Mulopoulos has inside experience. He was editor-in-chief of the newspaper To Vima for five years before becoming a member of parliament from 2009 until last month.
At Kathimerini – which co-publishes the New York Times-owned International Herald Tribune with its own English edition – editors acknowledge the thrust of Mulopoulos’ charges.
“The game of influence between politics, business and the media is very much a part of our system here,” Konstandaras said. He said a common model for newspapers is: “I press for government contracts and state advertising; in exchange I promote some people and I don’t promote others.” He said his paper is an exception because owner Aristides Alafuzo, a shipping magnate, has no business interests in Greece.
But Mulopoulos said that when Alafuzos’s son, Ionnis, was on trial in the mid-1990s for oil-smuggling, the then leader of New Democracy, Miltiades Everts, testified on his behalf.
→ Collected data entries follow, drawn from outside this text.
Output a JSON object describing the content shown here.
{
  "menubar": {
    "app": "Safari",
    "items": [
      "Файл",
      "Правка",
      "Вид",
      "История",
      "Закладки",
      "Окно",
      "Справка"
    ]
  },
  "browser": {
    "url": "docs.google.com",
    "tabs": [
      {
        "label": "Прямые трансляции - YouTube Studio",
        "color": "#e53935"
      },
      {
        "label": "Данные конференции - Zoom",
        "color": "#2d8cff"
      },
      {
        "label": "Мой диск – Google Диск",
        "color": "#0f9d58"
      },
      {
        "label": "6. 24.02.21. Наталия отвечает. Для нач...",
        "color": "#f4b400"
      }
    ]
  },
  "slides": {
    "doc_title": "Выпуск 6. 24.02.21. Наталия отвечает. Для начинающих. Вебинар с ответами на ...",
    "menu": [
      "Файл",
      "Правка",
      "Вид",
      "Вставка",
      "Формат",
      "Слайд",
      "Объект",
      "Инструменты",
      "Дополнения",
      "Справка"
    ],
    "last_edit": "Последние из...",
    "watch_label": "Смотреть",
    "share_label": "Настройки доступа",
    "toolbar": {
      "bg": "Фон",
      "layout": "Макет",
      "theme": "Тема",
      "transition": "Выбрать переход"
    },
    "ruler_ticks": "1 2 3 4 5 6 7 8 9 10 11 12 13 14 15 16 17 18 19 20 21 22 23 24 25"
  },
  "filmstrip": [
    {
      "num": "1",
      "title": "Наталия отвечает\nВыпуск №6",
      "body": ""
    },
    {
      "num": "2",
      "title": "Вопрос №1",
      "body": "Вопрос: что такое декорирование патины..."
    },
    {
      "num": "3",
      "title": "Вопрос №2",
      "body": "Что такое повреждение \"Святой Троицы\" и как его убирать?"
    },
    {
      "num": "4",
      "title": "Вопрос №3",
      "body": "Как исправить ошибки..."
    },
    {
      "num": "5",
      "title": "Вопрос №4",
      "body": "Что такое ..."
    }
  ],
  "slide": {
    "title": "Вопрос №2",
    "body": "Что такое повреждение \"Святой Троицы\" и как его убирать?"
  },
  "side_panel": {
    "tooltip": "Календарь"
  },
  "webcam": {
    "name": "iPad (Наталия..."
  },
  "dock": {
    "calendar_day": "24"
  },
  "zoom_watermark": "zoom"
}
After a lengthy judicial proceeding, Alafuzos was acquitted.
In its worldwide press freedom rankings, Freedom House, the New York-based non-governmental organization, ranks the Greek media as “free,” but in 65th place among nations, in a tie with Israel and at the edge of being “partly free.” It cited self-censorship on sensitive ethnic issues, police attacks on journalists and the difficulty of sustaining media in the current economic downturn. It did not address the internal political links, which add to government’s enormous influence.
There are other topics the Greek television deals with gingerly, if at all, including shipping accidents, the country’s Muslim minority and right-wing violence committed against illegal immigrants, Pleios said.